SAN FRANCISCO (KRON) – If you’re trying to fill that piggy bank, it might be best to stay out of the Golden State. California is No. 2 in the United States for going broke living on savings alone, according to ConsumerAffairs.
The consumer platform reports that it would take 64.4 days for an average Californian to go broke living on only savings. This number was arrived at by taking the average amount of money Americans have in savings ($9,647) and calculating how quickly it’d deplete while paying a mortgage or rent, utilities, gas and food, based on survey data.
The cash runs out even more quickly in Hawaii at 62.5 days.

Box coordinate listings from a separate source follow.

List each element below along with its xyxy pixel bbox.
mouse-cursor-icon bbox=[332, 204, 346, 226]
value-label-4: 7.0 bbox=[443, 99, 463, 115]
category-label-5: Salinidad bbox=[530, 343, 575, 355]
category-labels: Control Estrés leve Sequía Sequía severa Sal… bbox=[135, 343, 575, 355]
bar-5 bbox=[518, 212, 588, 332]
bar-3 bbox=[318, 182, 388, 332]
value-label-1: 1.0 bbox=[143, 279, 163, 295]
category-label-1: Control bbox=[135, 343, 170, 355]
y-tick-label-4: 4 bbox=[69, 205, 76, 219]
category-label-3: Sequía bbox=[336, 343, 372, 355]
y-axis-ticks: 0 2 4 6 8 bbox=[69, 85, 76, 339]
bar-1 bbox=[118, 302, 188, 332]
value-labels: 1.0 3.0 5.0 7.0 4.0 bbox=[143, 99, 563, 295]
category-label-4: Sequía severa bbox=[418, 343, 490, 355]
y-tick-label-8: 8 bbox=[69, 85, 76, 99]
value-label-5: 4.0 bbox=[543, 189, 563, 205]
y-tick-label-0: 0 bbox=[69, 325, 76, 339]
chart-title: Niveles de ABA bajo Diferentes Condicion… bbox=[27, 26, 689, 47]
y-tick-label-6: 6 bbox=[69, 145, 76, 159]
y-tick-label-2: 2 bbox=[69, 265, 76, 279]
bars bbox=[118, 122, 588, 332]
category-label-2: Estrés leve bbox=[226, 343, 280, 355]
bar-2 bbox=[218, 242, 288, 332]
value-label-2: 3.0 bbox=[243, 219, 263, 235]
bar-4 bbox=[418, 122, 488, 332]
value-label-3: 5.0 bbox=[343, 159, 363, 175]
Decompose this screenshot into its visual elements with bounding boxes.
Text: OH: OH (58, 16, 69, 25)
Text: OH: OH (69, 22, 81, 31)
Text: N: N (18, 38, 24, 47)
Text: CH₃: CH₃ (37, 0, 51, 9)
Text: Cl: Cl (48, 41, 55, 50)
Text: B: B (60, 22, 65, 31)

Rounding out the top 10 are Washington, D.C. (72.1 days, and technically not a U.S. state), Massachusetts (73.6 days), New Jersey (74.8 days), Connecticut (76.3 days), Maryland (77.9 days), Washington (79 days), New York (79.9 days), and Colorado (80.8 days).
So where should you go if you just lost your job, or otherwise just happen to only have $9,647 to live on?

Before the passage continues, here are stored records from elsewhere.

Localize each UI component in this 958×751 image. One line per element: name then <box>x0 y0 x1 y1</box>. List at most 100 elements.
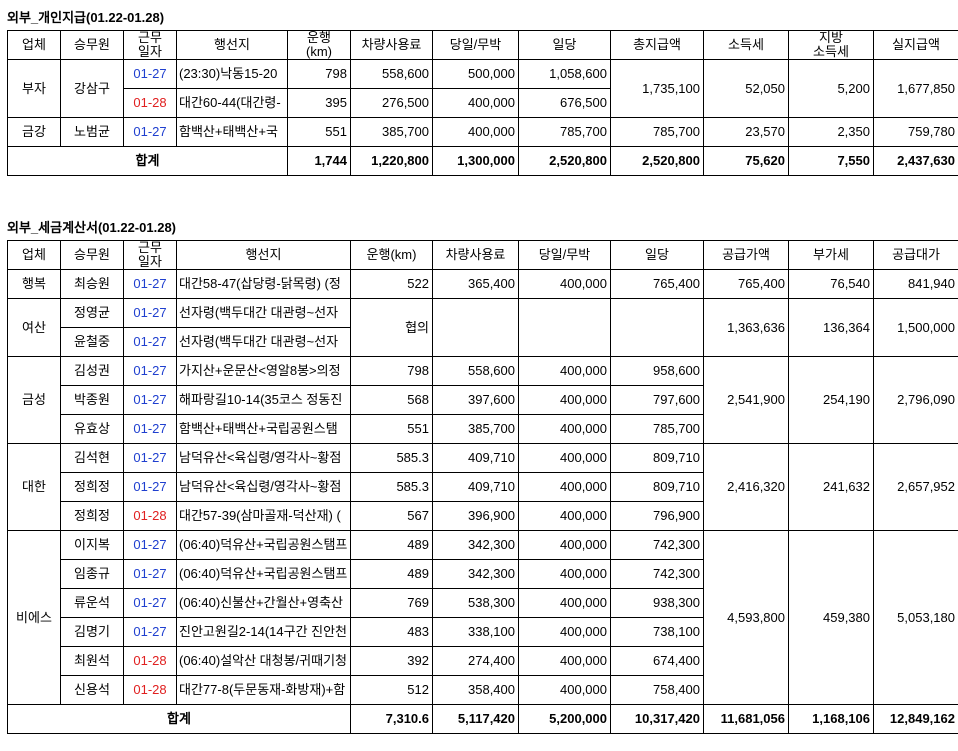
cell: 254,190 <box>788 356 874 444</box>
cell: 대간77-8(두문동재-화방재)+함 <box>176 675 351 705</box>
cell: 박종원 <box>60 385 124 415</box>
cell: 365,400 <box>432 269 519 299</box>
cell: 400,000 <box>518 269 611 299</box>
cell: 01-27 <box>123 385 177 415</box>
cell: 1,300,000 <box>432 146 519 176</box>
cell: 785,700 <box>610 117 704 147</box>
cell: 397,600 <box>432 385 519 415</box>
cell: 52,050 <box>703 59 789 118</box>
cell: 1,168,106 <box>788 704 874 734</box>
cell: 가지산+운문산<영알8봉>의정 <box>176 356 351 386</box>
data-row: 행복 최승원 01-27 대간58-47(삽당령-닭목령) (정 522 365,400 4… <box>7 269 958 299</box>
header-cell: 공급가액 <box>703 240 789 270</box>
cell: 5,117,420 <box>432 704 519 734</box>
cell: 1,220,800 <box>350 146 433 176</box>
cell <box>432 298 519 357</box>
cell: 742,300 <box>610 530 704 560</box>
cell: 400,000 <box>518 501 611 531</box>
cell: 558,600 <box>432 356 519 386</box>
data-row: 정희정 01-27 남덕유산<육십령/영각사~황점 585.3 409,710 400,0… <box>8 472 958 502</box>
cell: 585.3 <box>350 472 433 502</box>
cell: 정영균 <box>60 298 124 328</box>
cell: 758,400 <box>610 675 704 705</box>
cell: 241,632 <box>788 443 874 531</box>
cell: 합계 <box>7 704 351 734</box>
data-row: 정희정 01-28 대간57-39(삼마골재-덕산재) (567 396,900 400… <box>8 501 958 531</box>
cell: 금성 <box>7 356 61 444</box>
cell: 796,900 <box>610 501 704 531</box>
cell: 567 <box>350 501 433 531</box>
total-row: 합계 7,310.6 5,117,420 5,200,000 10,317,420 11,… <box>7 704 958 734</box>
cell: 금강 <box>7 117 61 147</box>
cell <box>518 298 611 357</box>
cell: 400,000 <box>518 472 611 502</box>
cell: 김성권 <box>60 356 124 386</box>
cell: 선자령(백두대간 대관령~선자 <box>176 327 351 357</box>
data-row: 여산 정영균 01-27 선자령(백두대간 대관령~선자 협의 1,363,636 136,… <box>7 298 958 357</box>
cell: 김석현 <box>60 443 124 473</box>
header-cell: 소득세 <box>703 30 789 60</box>
cell: 함백산+태백산+국립공원스탬 <box>176 414 351 444</box>
cell: 23,570 <box>703 117 789 147</box>
cell: 1,677,850 <box>873 59 958 118</box>
header-cell: 당일/무박 <box>518 240 611 270</box>
cell: 551 <box>350 414 433 444</box>
data-row: 금강 노범균 01-27 함백산+태백산+국 551 385,700 400,000 785,… <box>7 117 958 147</box>
cell: 400,000 <box>518 646 611 676</box>
cell: 1,744 <box>287 146 351 176</box>
cell: 01-28 <box>123 675 177 705</box>
cell: 김명기 <box>60 617 124 647</box>
data-row: 대한 김석현 01-27 남덕유산<육십령/영각사~황점 585.3 409,710 400… <box>7 443 958 531</box>
cell: 358,400 <box>432 675 519 705</box>
cell: 522 <box>350 269 433 299</box>
cell: (06:40)덕유산+국립공원스탬프 <box>176 559 351 589</box>
cell: 75,620 <box>703 146 789 176</box>
cell: 2,350 <box>788 117 874 147</box>
cell: 809,710 <box>610 443 704 473</box>
cell: 512 <box>350 675 433 705</box>
cell: 01-27 <box>123 588 177 618</box>
header-cell: 근무 일자 <box>123 240 177 270</box>
cell: 489 <box>350 559 433 589</box>
cell: 2,416,320 <box>703 443 789 531</box>
cell: 400,000 <box>432 88 519 118</box>
header-cell: 부가세 <box>788 240 874 270</box>
data-row: 유효상 01-27 함백산+태백산+국립공원스탬 551 385,700 400,000 7… <box>8 414 958 444</box>
cell: 진안고원길2-14(14구간 진안천 <box>176 617 351 647</box>
cell: 부자 <box>7 59 61 118</box>
cell: 01-27 <box>123 617 177 647</box>
cell: 01-27 <box>123 356 177 386</box>
header-cell: 행선지 <box>176 30 288 60</box>
cell: 1,500,000 <box>873 298 958 357</box>
cell: 7,310.6 <box>350 704 433 734</box>
cell: 행복 <box>7 269 61 299</box>
cell: 11,681,056 <box>703 704 789 734</box>
cell: 2,657,952 <box>873 443 958 531</box>
data-row: 비에스 이지복 01-27 (06:40)덕유산+국립공원스탬프 489 342,300 4… <box>7 530 958 705</box>
cell: 류운석 <box>60 588 124 618</box>
cell: 신용석 <box>60 675 124 705</box>
cell: 함백산+태백산+국 <box>176 117 288 147</box>
cell: 대한 <box>7 443 61 531</box>
cell: 274,400 <box>432 646 519 676</box>
cell: 400,000 <box>518 559 611 589</box>
data-row: 박종원 01-27 해파랑길10-14(35코스 정동진 568 397,600 400,… <box>8 385 958 415</box>
cell: 협의 <box>350 298 433 357</box>
data-row: 부자 강삼구 01-27 (23:30)낙동15-20 798 558,600 500,00… <box>7 59 958 118</box>
cell: 841,940 <box>873 269 958 299</box>
cell: 400,000 <box>518 443 611 473</box>
cell: 568 <box>350 385 433 415</box>
cell: 정희정 <box>60 472 124 502</box>
cell: 396,900 <box>432 501 519 531</box>
header-row: 업체 승무원 근무 일자 행선지 운행(km) 차량사용료 당일/무박 일당 공급가액 부가세 공급… <box>7 240 958 270</box>
header-cell: 행선지 <box>176 240 351 270</box>
cell: 558,600 <box>350 59 433 89</box>
header-cell: 총지급액 <box>610 30 704 60</box>
cell: 01-27 <box>123 269 177 299</box>
cell: 01-27 <box>123 414 177 444</box>
cell: 409,710 <box>432 472 519 502</box>
cell: 해파랑길10-14(35코스 정동진 <box>176 385 351 415</box>
cell: 400,000 <box>518 356 611 386</box>
cell: 대간58-47(삽당령-닭목령) (정 <box>176 269 351 299</box>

In Wyoming you can make it for 109.7 days. The Equality State is rounded out by Arkansas (109.6 days), South Dakota (109.3 days), North Dakota (108.6 days), Montana (107.3 days), and Iowa (104.8 days), Kansas (104.4 days), West Virginia (103.9 days), Wisconsin (103.0 days), Ohio (102.9 days).
On average, Americans can make it 91 days before going broke while paying the most basic expenses.
Considering basic monthly expenses, ConsumerAffairs also calculates you’d go broke in less time with an unexpected expense, such as an ER visit (62.7 days for Americans on average), a car battery replacement (85.7 days), or a car tow (86.8 days).
Entering your zip code, monthly expenses and total savings in a widget on their site will help you localize a personal answer.
The answers shouldn’t come as a complete surprise, with the Golden State ranking No. 4 of the 50 states plus the District of Columbia in cost-of-living metrics. It is only less expensive than New York (No. 3), the District of Columbia (No. 2) and Hawaii (No. 1).
According to the Missouri Economic Research and Information Center, Hawaii is so expensive because of high taxes, zoning regulations and Merchant Marine Act of 1920, which requires all goods going between American ports to be on U.S. vessels.
Millennials have more savings than Gen X
In a reversal, members of the millennial generation have more in general savings ($9,900) than members of the previous generation, Generation X ($9,400), according to the ConsumerAffairs survey data. However, this does not count retirement savings, for which Gen X has $50,500 on average compared to millennials’ $28,100.
The biggest generational divide is between Generation Z, who follow millennials, and Baby Boomers, who precede Generation X. Generation Z has, on average, $3,400 in savings and $12,300 saved for retirement, and Boomers have $10,200 in savings and $52,500 saved for retirement.